The Social Stigma

The Good

What could possibly be the good side of the Herpes stigma?

The negative social stigma attached to Herpes and other STIs actually does have some good impact in that it encourages people to practice ‘Safer Sex’ in order to avoid contracting it. It can also have a positive benefit on people’s attitudes towards promiscuity and casual sex, and can encourage people to seek treatment in order to prevent spreading the virus and to control symptoms to avoid discovery.

stigma

The Bad

The perception that only promiscuous people catch Herpes, that it is a ‘dirty disease’ which reduces a persons value and worth, that you can practically catch it simply by going near an infected person, and that since it is incurable it is also untreatable – all these misconceptions contribute to the negative stigma associated with having the Herpes virus.

Sources of Stigma

“Sex, not Herpes, is a central aspect of herpes related stigma.” J. Dennis Fortenberry

Because Herpes is often transmitted sexually people can feel personally responsible for having it, unlike an inherited condition or an air borne virus like the flu. People may feel they have failed, or let down their family by contracting the virus. The commonly held belief that sexually promiscuous people deserve to catch an STI can transform into a belief that if a person does catch an STI then they must be sexually promiscuous, irrelevant of their actual sexual history.

Ignorance, myths and misinformation abound. Despite copious sex education programs and media promotions, many people are still ignorant of the facts, unaware that treatment is available or that it is possible to have a relatively normal life without passing on the virus or jeopardising all future relationships.

Repercussions of Stigma

Dealing with the negative social stigma is probably one of the hardest aspects of coming to terms with having the Herpes virus for life. The discomfort caused by the physical symptoms is often extremely minimal in comparison to the emotional fallout from contracting Herpes.

Some of the common emotions experienced by people with Herpes are shame, anger, fear, embarrassment, depression and betrayal. Many people feel that it severely impacts on their desirability and value as a person, resulting in lowered self-esteem, self-confidence and even a withdrawal from life.

“Basically it has stopped me from looking for a partner. I have no desire to go out to social gatherings, in meeting new people, or even continuing existing relationships with friends for fear of them finding out and ostracizing me.”

Many people are so afraid of being judged or discriminated against because they have the Herpes virus that they actively work hard to conceal the symptoms from everyone they know. The added stress from the continual fear of exposure can lead to more outbreaks, which leads to more stress… and so the vicious cycle continues.

“I was so scared that someone would find out my nasty little secret that I endured the painful outbreaks for a year before seeking help, and even then I would drive an hour out of my way to have my prescriptions filled at a chemist in another suburb.”

Most people are not naturally secretive, they want to talk about themselves, their hopes, their feelings and their dreams.
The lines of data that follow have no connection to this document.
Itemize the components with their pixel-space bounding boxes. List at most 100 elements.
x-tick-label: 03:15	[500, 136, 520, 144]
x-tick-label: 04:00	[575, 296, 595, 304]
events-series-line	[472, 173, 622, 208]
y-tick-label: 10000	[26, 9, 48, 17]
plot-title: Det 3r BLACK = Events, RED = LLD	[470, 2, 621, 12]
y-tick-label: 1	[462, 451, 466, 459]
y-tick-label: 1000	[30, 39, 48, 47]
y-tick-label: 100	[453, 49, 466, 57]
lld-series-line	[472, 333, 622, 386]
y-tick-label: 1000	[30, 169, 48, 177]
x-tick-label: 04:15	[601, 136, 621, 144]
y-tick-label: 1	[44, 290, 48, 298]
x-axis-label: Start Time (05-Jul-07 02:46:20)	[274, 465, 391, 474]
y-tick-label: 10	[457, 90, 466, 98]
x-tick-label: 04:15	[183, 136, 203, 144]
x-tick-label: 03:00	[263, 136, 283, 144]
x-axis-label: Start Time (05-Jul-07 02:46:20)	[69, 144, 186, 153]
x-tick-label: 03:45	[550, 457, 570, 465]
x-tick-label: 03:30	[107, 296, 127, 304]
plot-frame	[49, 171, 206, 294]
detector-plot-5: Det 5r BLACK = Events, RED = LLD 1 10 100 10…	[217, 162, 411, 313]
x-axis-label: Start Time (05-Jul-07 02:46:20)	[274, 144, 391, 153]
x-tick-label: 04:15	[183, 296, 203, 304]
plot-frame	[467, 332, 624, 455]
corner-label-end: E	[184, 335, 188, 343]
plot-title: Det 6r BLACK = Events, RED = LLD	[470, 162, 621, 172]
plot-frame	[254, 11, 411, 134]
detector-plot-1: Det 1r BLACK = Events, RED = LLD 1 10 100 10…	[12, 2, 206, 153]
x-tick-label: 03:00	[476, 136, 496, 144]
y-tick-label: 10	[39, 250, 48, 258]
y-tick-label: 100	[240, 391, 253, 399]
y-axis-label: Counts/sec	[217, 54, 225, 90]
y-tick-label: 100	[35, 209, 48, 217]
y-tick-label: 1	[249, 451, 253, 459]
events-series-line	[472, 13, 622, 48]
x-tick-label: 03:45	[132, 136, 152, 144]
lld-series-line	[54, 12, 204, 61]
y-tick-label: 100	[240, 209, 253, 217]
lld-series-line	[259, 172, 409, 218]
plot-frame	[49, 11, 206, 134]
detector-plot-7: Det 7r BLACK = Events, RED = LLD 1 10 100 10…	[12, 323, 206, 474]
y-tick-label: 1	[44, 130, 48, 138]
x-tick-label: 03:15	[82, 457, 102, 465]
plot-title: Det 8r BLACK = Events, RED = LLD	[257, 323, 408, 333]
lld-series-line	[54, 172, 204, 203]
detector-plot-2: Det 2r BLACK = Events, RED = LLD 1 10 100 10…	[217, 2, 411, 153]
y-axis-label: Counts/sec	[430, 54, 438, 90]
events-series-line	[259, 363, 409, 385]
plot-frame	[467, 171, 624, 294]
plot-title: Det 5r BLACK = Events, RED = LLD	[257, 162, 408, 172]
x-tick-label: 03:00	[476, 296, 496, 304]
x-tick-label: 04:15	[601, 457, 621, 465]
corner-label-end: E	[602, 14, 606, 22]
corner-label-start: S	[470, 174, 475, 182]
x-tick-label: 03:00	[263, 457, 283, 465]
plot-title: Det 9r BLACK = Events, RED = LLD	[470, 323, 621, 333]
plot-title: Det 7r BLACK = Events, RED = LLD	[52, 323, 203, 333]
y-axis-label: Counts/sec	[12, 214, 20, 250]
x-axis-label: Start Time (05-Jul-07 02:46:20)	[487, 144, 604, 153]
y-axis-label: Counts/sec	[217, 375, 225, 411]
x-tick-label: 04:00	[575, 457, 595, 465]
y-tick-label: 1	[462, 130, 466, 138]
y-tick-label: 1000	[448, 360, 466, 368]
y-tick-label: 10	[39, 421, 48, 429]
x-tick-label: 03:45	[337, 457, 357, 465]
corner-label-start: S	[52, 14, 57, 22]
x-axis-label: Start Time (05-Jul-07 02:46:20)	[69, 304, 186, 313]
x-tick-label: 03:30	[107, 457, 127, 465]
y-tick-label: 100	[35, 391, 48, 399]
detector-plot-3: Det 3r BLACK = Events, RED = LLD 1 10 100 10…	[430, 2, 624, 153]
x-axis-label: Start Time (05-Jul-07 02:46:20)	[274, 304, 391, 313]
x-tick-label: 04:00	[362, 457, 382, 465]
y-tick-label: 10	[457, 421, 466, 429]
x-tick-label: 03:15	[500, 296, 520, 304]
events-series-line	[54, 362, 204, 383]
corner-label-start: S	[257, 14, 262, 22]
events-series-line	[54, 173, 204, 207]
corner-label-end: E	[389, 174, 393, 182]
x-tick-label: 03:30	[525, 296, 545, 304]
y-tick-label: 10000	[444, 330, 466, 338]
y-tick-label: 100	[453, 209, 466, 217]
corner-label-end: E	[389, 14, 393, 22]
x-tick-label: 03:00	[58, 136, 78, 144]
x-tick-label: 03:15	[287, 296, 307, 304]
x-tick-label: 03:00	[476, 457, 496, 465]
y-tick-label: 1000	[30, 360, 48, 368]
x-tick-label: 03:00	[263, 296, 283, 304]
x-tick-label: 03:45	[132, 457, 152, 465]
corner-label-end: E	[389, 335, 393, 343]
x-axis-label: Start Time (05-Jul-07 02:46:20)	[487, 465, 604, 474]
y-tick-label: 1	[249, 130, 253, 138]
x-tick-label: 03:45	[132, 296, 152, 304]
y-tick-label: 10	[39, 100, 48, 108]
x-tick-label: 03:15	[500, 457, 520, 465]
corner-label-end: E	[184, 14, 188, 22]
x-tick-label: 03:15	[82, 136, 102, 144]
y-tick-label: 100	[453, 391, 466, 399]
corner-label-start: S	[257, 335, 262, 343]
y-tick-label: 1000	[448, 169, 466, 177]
When they have a problem or some anxiety in their life they want to share that too. Having a secret you are afraid to share with your family and friends can place a great deal of emotional strain on a person and create distance in close relationships.

People without access to emotional support, either through friends, family, professional counselling, or a self-help / support group can feel isolated and alone. Often finally having the courage and opportunity to talk to someone about having Herpes can mark a turning point in a person’s acceptance of the virus.

Strategies for Coping with the Stigma

Personal strategies for dealing with the stigma may include:

  • Secrecy – concealing the truth from others, refraining from telling new partners; denial, including self-denial; passing the symptoms off as something else and not seeking professional medical assistance for an accurate diagnosis.
  • Withdrawal – deliberately avoiding social situations; emotional distance within a relationship; staying in a bad relationship believing there is no other alternative; not being willing to seek out potential new relationships.
  • Support – joining a self-help, support or social group, receiving and giving support; sharing stories and experiences; undertaking professional counselling or therapy.
  • Open acceptance – openly admitting to having the virus to family, friends and potential new partners; participating in information dissemination and education programs; encouraging and supporting others.

People may use one or a combination of several of these strategies, or yet others which have not been mentioned here. Some may on the surface appear to better options than others, however, individuals will make their own choices and these may change over time as they become more at ease with the virus.

Government bodies, health organisations, pharmaceutical companies and support groups utilise a number of strategies to combat the stigma, primarily based around education and information dissemination. The creation of educational resources, such as booklets, pamphlets, websites, radio and TV commercials aimed at educating and promoting familiarity with the Herpes virus are the result of a huge commitment to changing the public perception of the Herpes virus and more importantly, the people who have it.